Putin is an avid amateur historian. And the Russian president’s efforts to restore a Russian empire have involved rehabilitating a fallen one — the Soviet Union.
As early as 2005, Putin declared that the collapse of the Soviet Union, a state responsible for murder and repression on a horrifying scale, was the “greatest geopolitical catastrophe of the century.” He has since tried to rewrite the history of World War II, arguing that the conflict resulted from Nazi aggression and Western timidity — conveniently eliding the fact that Stalin’s Soviet Union contributed mightily to that catastrophe by partnering with Hitler to carve up Europe between 1939 and 1941.
In mid-2021, Putin authored an essay arguing that Ukraine has historically been inseparable from Russia and can flourish only if it submits to Moscow’s authority. Neglected is the role of brute force and state-sanctioned famine in pulling together the Soviet Union, from which Ukraine’s leaders bolted as soon as they had the chance in 1991. Most recently, Putin’s government shuttered Memorial International, a foundation that had documented the crimes of Stalin’s regime.
Putin understands the power of the past all too well. Rehabilitating a mighty, totalitarian Soviet Union is a way of defending his own repressive governance while sanctifying the extension of Russia’s influence throughout its “near abroad.”
China’s president, Xi Jinping, is also wielding history as a cudgel. Xi has revived much of the political centralization of the Mao Zedong era, by making himself “chairman of everything,” eliminating term limits, enshrining “Xi Jinping Thought” in the constitution and creating his own cult of personality. The predicable counterpart to that agenda has been a campaign against “historical nihilism,” which apparently includes dwelling excessively on the Great Leap Forward, the Cultural Revolution and other tragedies of Mao’s rule.
At the same time, Xi has articulated a historical rationale for Chinese expansion. In July, he said that bringing Taiwan into the mainland’s grasp is a “historic mission” and a matter of “realizing China’s complete reunification.” The implication is that Taiwan belongs to the People’s Republic by historical right.
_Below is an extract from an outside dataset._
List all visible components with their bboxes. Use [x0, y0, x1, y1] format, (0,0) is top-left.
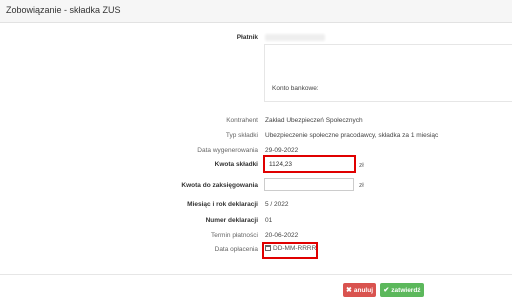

Chinese officials have argued that Beijing has a similar claim to nearly all of the South China Sea.
Yet as the journalist Bill Hayton points out, it’s not so simple: Taiwan was never really part of the modern Chinese nation that Mao overthrew in the civil war that created the state Xi rules today, and China’s claim to the South China Sea was invented by Chiang Kai-Shek’s Nationalist government in the late 1940s. Rewriting Chinese history is thus part and parcel of Xi’s effort to create a “rejuvenated” nation with vast global power.
Other rulers are engaged in this same type of revisionism. Prime Minister Viktor Orban has minimized Hungary’s complicity in the Holocaust and its decision to ally with Nazi Germany during World War II. To rally nationalist sentiment, he has hinted at the restoration of a “Greater Hungary” based on its pre-World War I kingdom, including large parts of modern Croatia, Serbia, Romania and Slovakia.
Turkey’s Recep Tayyip Erdogan is cloaking his drive for autocratic power and regional primacy in nostalgia for the Ottoman Empire; his government has talked of a “post-Ottoman space” as Ankara’s privileged domain. Iran’s clerical regime has used the legacy of the Persian Empire as justification for its efforts at hegemony in the Middle East.
The outcomes of these various projects will be determined by clashes of power and influence. Yet what happens in the realm of ideas affects what happens in the realm of politics. Leaders who want a new global equilibrium are seeking authority and legitimacy from their own preferred versions of history. Grasping what Putin, Xi and other challengers want the world to believe about the past can help us understand how they envision the future.